Winner in 2017: Stewart McDonald (SNP)

Will the voters of Glasgow South pay any heed to the exhortations of their former Labour MP Tom Harris to vote Tory and thus keep Jeremy Corbyn out of Downing Street?

They might be rather bemused at the spectacle of him fighting yesterday’s war, because the area has long since ceased to be a Labour-Tory battleground. Nowadays the SNP incumbent Stewart McDonald is by far the best-placed candidate to prevent Labour winning the seat – and he’s been doing a pretty effective job of that over the last few years. In 2015 he ousted Harris on a monumental swing of more than 28%, leaving the SNP with a majority of 12,269 votes in a previously rock-solid Labour constituency.

And in spite of the surprisingly large swing back to Labour in 2017, he clung on with slightly more of a cushion than two or three of his colleagues in the other Glasgow seats. The percentage lead he is defending this time is 4.5% – meaning that on a uniform trend Labour would need to trim the SNP’s national lead to around five percentage points before they would oust him. Given their current deficit in the polls, they’d need to travel a long way back over a very short space of time to get within striking distance.

As for the Conservatives, even the Ruth Davidson surge in 2017 only lifted them to 19% of the vote – a full 10 percentage points short of their Scotland-wide vote share. But admittedly that was still enough to make this, by a narrow margin, the seat in which they performed better than anywhere else in Glasgow.

That modest success was the very faint echo of a once-proud Tory tradition in the predecessor constituency of Glasgow Cathcart, which by the late 1970s was the party’s last remaining stronghold in the city.

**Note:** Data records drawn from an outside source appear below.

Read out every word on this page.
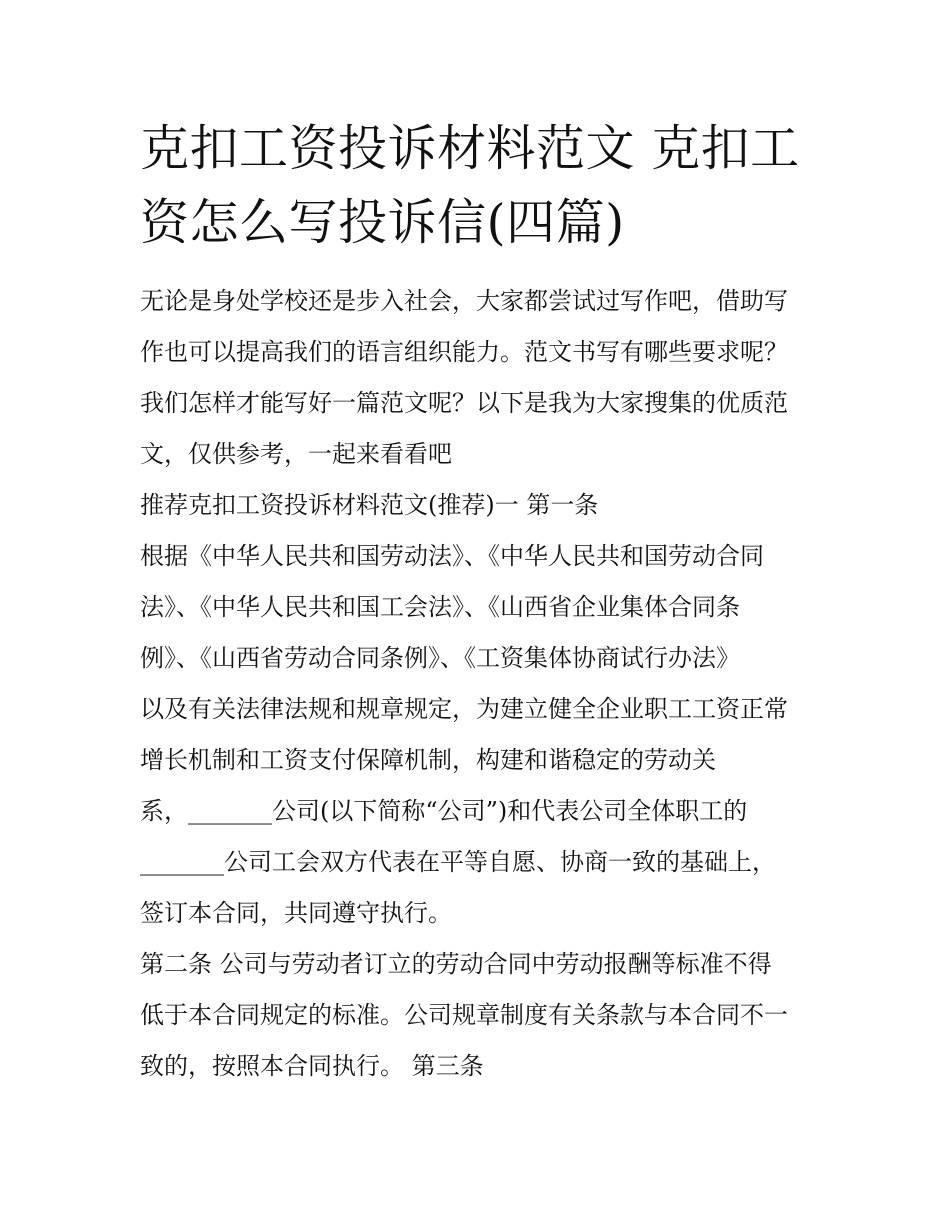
克扣工资投诉材料范文 克扣工
资怎么写投诉信(四篇)
无论是身处学校还是步入社会，大家都尝试过写作吧，借助写
作也可以提高我们的语言组织能力。范文书写有哪些要求呢？
我们怎样才能写好一篇范文呢？以下是我为大家搜集的优质范
文，仅供参考，一起来看看吧
推荐克扣工资投诉材料范文(推荐)一 第一条
根据《中华人民共和国劳动法》、《中华人民共和国劳动合同
法》、《中华人民共和国工会法》、《山西省企业集体合同条
例》、《山西省劳动合同条例》、《工资集体协商试行办法》
以及有关法律法规和规章规定，为建立健全企业职工工资正常
增长机制和工资支付保障机制，构建和谐稳定的劳动关
系，_______公司(以下简称“公司”)和代表公司全体职工的
_______公司工会双方代表在平等自愿、协商一致的基础上，
签订本合同，共同遵守执行。
第二条 公司与劳动者订立的劳动合同中劳动报酬等标准不得
低于本合同规定的标准。公司规章制度有关条款与本合同不一
致的，按照本合同执行。 第三条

When Teddy Taylor lost the seat to Labour against the UK-wide swing in 1979, largely due to demographic changes, it effectively closed the era in which the Conservatives had been serious players in Glasgow politics.

It’s doubtful whether the residual Tory support is comprised of the type of voter Tom Harris would approve of anyway, because 72% of the constituency ignored his advice by voting Remain in the 2016 referendum. Conservative voters here may more closely resemble their counterparts in pro-Remain East Renfrewshire than in Eurosceptic parts of north-east Scotland. If so, some of them might be questioning their own party loyalties due to Brexit, and there’s plenty of room for a Liberal Democrat recovery at Tory expense. The Lib Dems have in the relatively recent past achieved as much as 19% of the local vote, but by 2017 had slumped to just 3%.

But that’s very much the basement battle.

As much as it may dismay Harris, only the SNP and Labour can realistically win here – and at the moment it looks like the SNP will come out on top for a third election in a row.


Winner in 2017: Alison Thewliss (SNP)

The Glasgow count centre was a frightening place for the SNP on election night in 2017. They turned up with every reason to expect that they would hold all seven of the city’s constituencies, but in the end lost one, held two others by a margin of only a few dozen votes, and would have lost the whole lot if the swing to Labour had been just 3.3% greater.

The closest thing there was to an unalloyed success story was in Glasgow Central, where Alison Thewliss managed to contain the fall in SNP support to just 8% – less than anywhere else in Glasgow, and considerably less than in the constituencies where the party got into real trouble.

The good result for Thewliss might be partly explained by her own reputation as a particularly effective local representative, and perhaps also by the fact that there was no Green candidate. Two years earlier the Greens had taken 4% of the vote, and if those people ended up breaking disproportionately for Thewliss it will have slightly mitigated the swing from SNP to Labour.

There’s also the constituency’s pro-European credentials to consider – 71% of voters here backed Remain, a much higher figure than in neighbouring seats like Glasgow North-East or Glasgow East.

But whatever the reasons for Thewliss bucking the national and city-wide trend, it’s just as well she did, because on the type of swing seen in the likes of Glasgow East she would have lost her seat by a fair distance. Fortunately the storm clouds appear to have passed since then. On a uniform swing the SNP’s national lead over Labour would have to dip to around 3% or 4% before Glasgow Central would fall, and that seems extremely improbable. Thewliss does face the modest complication of a Green challenge this time, which may eat into her pro-independence and pro-Remain support base, but it shouldn’t prevent her retaining her seat by a convincing margin.